David Dufresne : le média 07/01/2019,
Gilets jaunes : des violences policières jamais vues


à 5 min 20 : L'idée c'était après la guerre, on arrête de viser la foule, grosso modo. On arrêtait de viser la foule, la police ne vise plus la foule. Or, ce à quoi on asssiste aujourd'hui, qu'on avait déjà vu pendant la loi travail, mais qu'on voit maintenant de manière massive, c'est une police totalement déchainée, totalement déchainée. Moi j'ai des commandants de CRS qui m'appellent anonymement, enfin anonymement je les connais, mais je ne donnerai pas leur nom, qui sont effarés de ce qui est en train de se passer. On va entrer dans les détails. Donc on a un basculement avec un nombre d'interpellations, un nombre de blessés, de mutilés qui est totalement jamais vu. On va dire : « Oui, mais il y a beaucoup de manifestations etc.. Tous les samedis, acte 1,2,3,4 etc... Il faut savoir qu'en Allemagne, par exemple, il y a des manifestations qui sont autrement plus dures, où il y 0 blessé, ou quasiment 0 blessé


à 11 min 35 : Les forces de l'ordre, dans un pays démocratique, ont des règles, ont une déontologie, ont une doctrine d'emploi des armes. Il y a tout un déploiement, il y a un mode d'emploi : c'est assez considérable. Par exemple, quasiment personne ne le sait, mais quand quelqu'un est atteint par un tir de Flashball ou de LBD, la police doit s'inquiéter de l'état de santé de cette personne, et doit aller chercher cette personne. Donc, c'est pour ça que parfois on ne comprend pas pourquoi des policiers viennent voir quelqu'un qui est à terre, mais en fait, c'est pour s'inquiéter de, voilà et ça obéit à une déontologie. Les images qu'on vient de voir, à priori, je dis à priori, parce que la justice doit passer, les signalements doivent être faits, la police des polices doit être saisie, et là, à priori dans tous les exemples qu'on montre la déontologie explose en plein vol.
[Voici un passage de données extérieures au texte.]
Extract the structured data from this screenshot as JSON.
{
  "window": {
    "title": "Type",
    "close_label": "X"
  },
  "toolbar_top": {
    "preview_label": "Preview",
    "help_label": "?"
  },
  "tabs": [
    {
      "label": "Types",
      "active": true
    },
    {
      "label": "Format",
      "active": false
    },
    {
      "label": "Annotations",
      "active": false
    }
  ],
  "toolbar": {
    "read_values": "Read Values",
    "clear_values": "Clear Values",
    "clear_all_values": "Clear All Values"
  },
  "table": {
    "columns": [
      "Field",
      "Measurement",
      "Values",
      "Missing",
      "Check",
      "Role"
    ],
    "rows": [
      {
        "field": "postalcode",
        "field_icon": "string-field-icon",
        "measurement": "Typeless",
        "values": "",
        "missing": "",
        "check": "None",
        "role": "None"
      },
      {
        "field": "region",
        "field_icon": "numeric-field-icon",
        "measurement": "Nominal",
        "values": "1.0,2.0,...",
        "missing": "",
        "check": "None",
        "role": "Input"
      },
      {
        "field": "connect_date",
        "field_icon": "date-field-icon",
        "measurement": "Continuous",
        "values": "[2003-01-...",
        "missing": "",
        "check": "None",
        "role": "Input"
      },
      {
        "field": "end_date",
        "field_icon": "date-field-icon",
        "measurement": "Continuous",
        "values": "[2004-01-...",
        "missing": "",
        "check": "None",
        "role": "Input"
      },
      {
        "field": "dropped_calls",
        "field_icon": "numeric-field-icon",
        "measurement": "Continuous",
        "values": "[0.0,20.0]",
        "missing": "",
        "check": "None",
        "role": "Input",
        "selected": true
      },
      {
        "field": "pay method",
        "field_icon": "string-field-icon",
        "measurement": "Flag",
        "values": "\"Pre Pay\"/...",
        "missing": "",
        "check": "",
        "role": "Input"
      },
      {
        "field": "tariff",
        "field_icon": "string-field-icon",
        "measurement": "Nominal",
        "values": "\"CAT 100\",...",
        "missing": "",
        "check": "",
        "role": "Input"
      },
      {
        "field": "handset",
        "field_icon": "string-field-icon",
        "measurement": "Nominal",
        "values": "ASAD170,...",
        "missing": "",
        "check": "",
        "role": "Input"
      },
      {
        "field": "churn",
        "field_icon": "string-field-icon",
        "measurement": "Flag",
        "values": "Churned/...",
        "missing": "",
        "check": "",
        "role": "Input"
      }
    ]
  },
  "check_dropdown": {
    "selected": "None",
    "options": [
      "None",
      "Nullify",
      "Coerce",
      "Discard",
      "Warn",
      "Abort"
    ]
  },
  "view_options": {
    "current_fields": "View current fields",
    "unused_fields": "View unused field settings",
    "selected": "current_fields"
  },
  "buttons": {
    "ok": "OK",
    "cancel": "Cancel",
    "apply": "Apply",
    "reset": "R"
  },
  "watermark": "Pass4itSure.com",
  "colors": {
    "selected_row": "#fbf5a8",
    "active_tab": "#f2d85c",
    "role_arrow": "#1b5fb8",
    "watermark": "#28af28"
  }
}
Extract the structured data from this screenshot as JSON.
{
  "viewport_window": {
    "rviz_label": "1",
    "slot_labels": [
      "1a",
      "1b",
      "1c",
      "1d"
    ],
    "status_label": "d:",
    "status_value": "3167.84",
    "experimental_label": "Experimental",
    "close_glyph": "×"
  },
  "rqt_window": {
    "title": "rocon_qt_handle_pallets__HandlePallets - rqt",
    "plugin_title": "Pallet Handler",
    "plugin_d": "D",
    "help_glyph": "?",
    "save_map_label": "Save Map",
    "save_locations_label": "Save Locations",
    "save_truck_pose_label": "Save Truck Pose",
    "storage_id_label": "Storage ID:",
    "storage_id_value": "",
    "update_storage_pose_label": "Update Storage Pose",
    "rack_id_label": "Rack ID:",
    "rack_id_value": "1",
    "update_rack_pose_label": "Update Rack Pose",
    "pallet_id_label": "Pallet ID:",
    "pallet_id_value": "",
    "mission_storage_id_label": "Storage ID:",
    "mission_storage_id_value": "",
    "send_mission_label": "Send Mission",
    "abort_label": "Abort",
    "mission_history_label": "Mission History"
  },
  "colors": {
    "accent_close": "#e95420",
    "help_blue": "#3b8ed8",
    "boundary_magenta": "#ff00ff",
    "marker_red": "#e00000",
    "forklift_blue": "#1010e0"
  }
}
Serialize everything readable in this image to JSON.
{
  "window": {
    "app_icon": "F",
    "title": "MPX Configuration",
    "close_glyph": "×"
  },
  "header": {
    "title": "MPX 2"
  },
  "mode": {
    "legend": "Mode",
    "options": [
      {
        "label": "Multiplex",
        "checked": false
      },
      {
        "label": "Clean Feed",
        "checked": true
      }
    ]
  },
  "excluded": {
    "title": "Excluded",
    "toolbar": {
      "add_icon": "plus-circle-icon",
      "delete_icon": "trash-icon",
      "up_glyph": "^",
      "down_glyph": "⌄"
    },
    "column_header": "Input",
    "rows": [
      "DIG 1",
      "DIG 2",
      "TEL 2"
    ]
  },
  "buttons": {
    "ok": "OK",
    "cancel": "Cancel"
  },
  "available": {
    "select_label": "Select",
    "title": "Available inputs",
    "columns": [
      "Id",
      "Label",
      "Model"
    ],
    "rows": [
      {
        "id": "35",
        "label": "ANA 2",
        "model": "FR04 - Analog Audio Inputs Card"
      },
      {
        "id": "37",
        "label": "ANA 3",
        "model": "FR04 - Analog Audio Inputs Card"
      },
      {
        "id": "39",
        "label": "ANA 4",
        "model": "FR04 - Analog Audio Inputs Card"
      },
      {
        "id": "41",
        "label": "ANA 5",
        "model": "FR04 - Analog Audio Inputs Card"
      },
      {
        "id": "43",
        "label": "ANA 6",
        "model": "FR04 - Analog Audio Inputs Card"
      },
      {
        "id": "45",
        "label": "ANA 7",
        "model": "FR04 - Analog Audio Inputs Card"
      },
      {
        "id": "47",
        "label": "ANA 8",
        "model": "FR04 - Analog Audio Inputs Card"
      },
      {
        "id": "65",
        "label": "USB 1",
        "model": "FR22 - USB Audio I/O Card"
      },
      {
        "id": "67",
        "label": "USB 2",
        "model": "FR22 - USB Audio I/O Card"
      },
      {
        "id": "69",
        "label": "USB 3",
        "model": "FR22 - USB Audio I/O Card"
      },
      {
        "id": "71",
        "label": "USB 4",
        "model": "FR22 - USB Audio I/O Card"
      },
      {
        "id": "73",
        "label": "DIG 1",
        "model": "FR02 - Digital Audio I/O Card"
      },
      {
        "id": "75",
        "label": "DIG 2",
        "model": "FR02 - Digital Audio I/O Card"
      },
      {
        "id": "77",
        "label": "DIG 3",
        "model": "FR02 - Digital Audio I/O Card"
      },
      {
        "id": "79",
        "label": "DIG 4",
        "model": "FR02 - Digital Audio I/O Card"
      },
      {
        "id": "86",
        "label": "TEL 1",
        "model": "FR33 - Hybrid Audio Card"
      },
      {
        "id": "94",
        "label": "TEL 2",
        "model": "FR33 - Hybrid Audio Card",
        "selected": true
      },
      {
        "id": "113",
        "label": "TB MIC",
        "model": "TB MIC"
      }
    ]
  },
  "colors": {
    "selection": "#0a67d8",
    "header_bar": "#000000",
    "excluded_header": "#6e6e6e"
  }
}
à 20 min 50 : le Défenseur des droits recommande l'interdiction du LBD et il la recommande notamment quelque soit l'unité susceptible d'intervenir, et là, c'est extrêmement important parce que dans les recensions des vidéos que je fait sur Twitter, ce à quoi on assiste le plus souvent, c'est que les tirs de flashball, de LBD etc... sont le fait de la sécurité publique. C'est à dire des gens de commissariat à qui on dit : « le samedi, tu vas faire du maintien de l'ordre », des gens de la BRI, des gens de la BAC, dont certains CRS me disent qu'ils sont en guerre, notamment dans les cités, les gens de la BAC sont en guerre. Et je peux vous dire que dans les rangs de certaines compagnies de CRS, pas toutes, mais certaines, vous avez des commandants qui refusent, y compris à Paris, y compris pendant les Actes, de faire le maintien de l'ordre côte à côte avec ces gens là. Donc ils disent à la sécurité publique, toi, tu prends le trottoir de droite, moi je prends le trottoir de gauche. Pourquoi ? Parce que des gens, dont le métier, par exemple la BAC, est d'interpeller, de faire ce qui s'appelle du saute-dessus. Donc d'être dans une logique extrêmement violente, parfois pour des raisons légitimes, c'est à dire qu'ils ont en face d'eux des délinquants, des malfaiteurs etc... se retrouvent en manifestation et agissent de la même manière, pensant que le manifestant est forcément un malfaiteur, est forcément etc...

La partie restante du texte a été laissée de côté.